Support layout design (ie. change this wall, what would it look like +/- 10 ft away), should the compact panel be X or Y? Instead of sensing what things should be, rather know out of endless options.

Sometimes the decisions made quicker are the better ones.

Come up with what you want and allowing software to generate it in different ways while keeping parameters firm (ie. 10 different layouts utilizing the same space for kiosks)

Uses Autodesk Revit a lot, yet it’s a very manual tool. It’s on humans to determine the best option, but not on them to draw out every option.

Architecture should be up to code, as it’s rooted in the real life human experience and realm that has to be physical. If technology can align on door swing / stair riser height, tell if it’s up to code (ie. “spellcheck for architecture design”), guardrail for toilet heights if it can register how to move it up instead of manual checking high stakes (can get sued if improperly postioned), usually there’s a code person that will review all drawings


Map out your creative journey
(1) Pre-creation - 50% observing, walking (loves it so much)

(2) Creation - 45%

(3) Post-creation - 5% wants to get better at sharing, increased from 1 5% from last year (and wants to go from 5 10% this year) in sharing with the world online, getting designs in bookstores, putting work out there

Where do you share your work online?
Mostly Instagram (know/interact with followers, can react), sharing on my personal website, putting it on my business card

Not on Behance or Dribble as it’s too distant, don’t know the people who see it

Wants more human interaction, sharing with people at work or other people you see, being open to sharing with strangers

Used to not tell people about work but my POV is interesting (mindfulness/presence is important), trying to let it flow naturally


Favorite design tools and why?
Indesign - allows layout / ability to create a story from photographs, compiling images to document, seeing the process to compile everything and document it rather than a photo that shows just one outcome

Illustrator - graphic design work, prints

Lightroom - photo editing, straightening them out

Colored pencils (my 5 colors), my camera, Indesign, grid paper, Lightroom

How do you organize your photos/projects?
OneDrive - cloud subscription with storage

Organizes folders with a personal naming convention:
2023 photos photos exported from lightroom sub category by camera name 2023 Florida (location)

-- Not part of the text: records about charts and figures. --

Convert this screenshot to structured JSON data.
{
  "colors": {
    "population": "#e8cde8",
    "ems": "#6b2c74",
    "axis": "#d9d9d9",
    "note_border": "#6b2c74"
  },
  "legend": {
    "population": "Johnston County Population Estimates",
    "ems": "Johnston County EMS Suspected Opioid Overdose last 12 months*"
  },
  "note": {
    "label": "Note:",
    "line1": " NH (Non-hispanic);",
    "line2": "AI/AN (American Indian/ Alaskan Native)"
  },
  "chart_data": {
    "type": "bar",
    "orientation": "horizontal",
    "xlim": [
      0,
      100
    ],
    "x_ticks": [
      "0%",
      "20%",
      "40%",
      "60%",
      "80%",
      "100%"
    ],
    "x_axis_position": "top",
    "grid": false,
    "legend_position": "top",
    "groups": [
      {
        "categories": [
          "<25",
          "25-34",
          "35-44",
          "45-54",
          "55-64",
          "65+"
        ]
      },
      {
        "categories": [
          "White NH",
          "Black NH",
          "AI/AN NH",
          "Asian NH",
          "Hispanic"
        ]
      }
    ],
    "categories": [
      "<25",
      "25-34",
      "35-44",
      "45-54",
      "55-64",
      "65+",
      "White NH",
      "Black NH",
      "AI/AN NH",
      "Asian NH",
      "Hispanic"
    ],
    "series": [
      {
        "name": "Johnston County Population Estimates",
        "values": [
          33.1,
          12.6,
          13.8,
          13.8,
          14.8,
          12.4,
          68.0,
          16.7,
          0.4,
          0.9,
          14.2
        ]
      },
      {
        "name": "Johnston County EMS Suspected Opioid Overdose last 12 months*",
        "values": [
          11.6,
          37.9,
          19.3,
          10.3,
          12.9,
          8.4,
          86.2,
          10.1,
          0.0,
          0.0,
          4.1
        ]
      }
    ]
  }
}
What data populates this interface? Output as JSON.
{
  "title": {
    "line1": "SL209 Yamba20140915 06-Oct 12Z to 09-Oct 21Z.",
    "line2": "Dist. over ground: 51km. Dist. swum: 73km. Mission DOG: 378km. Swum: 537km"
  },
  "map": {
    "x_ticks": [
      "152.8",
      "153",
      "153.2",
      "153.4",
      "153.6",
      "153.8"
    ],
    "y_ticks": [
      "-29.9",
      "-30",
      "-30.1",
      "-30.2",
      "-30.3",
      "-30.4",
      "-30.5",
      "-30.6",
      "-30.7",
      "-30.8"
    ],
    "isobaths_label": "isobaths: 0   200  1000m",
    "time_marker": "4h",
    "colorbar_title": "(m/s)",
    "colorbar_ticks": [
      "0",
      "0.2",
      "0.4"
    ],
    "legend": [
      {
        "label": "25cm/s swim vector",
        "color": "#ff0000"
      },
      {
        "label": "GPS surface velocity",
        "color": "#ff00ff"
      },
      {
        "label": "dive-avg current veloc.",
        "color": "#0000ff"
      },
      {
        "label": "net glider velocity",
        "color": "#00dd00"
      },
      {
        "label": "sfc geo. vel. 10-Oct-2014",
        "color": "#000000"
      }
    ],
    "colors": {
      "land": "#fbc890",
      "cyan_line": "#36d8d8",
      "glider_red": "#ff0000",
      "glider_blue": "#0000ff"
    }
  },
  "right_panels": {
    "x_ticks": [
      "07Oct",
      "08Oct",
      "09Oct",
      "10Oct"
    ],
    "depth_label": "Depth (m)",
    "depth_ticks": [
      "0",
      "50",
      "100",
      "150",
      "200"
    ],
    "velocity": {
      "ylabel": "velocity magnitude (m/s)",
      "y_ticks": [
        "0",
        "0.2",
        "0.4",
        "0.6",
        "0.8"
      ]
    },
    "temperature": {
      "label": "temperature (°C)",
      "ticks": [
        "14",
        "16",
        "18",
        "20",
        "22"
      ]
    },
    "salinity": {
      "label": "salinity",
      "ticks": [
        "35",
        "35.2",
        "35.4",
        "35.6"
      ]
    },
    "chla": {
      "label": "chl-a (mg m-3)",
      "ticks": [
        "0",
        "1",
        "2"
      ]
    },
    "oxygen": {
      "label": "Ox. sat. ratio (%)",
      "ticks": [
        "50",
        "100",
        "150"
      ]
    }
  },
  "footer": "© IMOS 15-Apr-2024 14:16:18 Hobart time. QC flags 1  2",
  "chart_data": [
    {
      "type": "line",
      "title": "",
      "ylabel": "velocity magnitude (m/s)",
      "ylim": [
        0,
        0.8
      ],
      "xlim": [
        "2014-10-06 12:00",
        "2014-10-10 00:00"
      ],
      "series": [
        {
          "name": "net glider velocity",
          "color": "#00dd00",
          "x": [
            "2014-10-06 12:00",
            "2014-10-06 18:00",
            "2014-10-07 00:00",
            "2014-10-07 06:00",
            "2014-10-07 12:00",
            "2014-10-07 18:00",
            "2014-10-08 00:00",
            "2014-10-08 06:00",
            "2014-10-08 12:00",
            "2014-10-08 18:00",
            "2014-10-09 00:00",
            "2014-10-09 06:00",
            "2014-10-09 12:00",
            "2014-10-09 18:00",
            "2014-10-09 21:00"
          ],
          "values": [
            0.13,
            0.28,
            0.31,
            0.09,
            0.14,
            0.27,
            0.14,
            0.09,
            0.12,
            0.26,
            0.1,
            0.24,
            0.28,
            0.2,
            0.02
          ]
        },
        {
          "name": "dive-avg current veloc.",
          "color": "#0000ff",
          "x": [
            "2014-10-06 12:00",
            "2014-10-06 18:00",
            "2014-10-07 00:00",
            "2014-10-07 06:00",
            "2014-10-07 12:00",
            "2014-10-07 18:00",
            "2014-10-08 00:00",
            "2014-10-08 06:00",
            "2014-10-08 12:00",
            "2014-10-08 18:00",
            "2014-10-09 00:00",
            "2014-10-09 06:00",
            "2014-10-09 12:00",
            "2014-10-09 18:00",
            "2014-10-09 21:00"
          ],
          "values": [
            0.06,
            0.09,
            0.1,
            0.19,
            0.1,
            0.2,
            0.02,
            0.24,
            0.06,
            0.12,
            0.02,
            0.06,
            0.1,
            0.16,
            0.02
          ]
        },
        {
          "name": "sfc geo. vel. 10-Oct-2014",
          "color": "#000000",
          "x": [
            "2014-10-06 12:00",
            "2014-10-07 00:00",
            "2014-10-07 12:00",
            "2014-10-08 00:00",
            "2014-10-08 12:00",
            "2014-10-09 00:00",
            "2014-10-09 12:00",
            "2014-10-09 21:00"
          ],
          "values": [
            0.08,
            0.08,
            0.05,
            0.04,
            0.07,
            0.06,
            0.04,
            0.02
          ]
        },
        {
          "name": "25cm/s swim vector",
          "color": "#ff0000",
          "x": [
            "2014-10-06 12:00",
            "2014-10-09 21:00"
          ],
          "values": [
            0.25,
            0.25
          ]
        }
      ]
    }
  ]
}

Window shades project color pencil / digital / documentation / experiments / needpoint / risograph (by medium) 230601 (based off of year/month/day) to help stay organized 

Thoughts on some new creative tool ideas?
Actionable feedback tool - 7/10, love the idea of getting feedback for the perfectionist (ie. alignment, shifting, straighten) but hesitant to take creative feedback because creation should feel “mine” in constructing it, can lose trust (hesitant about AI), unsure about giving up creativity for something too digital but if it’s practical it would be great (imagine laying out a book digitally and font selection, making the photos fit and snap to grid and auto straighten, align, same setting of adjustment to save time, etc.)

Visual concepting tool - inspired by what I see in present moment so it’s hard to go to the tool to help me, seeing physical world in a different light - seeing the moment in time in a different year, seeing it in the past (livecam of places), compiling documenting / catalog of everyday life. Potential ideas here: archive tool (seeing the same place different eras)  / clustering of images (ie. auto organizing photos instead of manual, especially organize by time of day, make documenting easier)

When are you most inspired?
When I’m on my walks in city neighborhoods around buildings, like Russian Hill or a long walk through SF. Walking helps visualize real life mindfulness - I especially love windows and water, seeing how humans are interacting.

Where/how do you do your best work?
In my apartment, sitting at my white tulip table on my orange seat, looking out my window.

How do you hope to grow as a creative?
Getting more confident at sharing my work (I’m getting there)! Creation comes easily, but I want to grow in finding joy in the sharing process and enjoy the in between journey that doesn’t feel like a burden.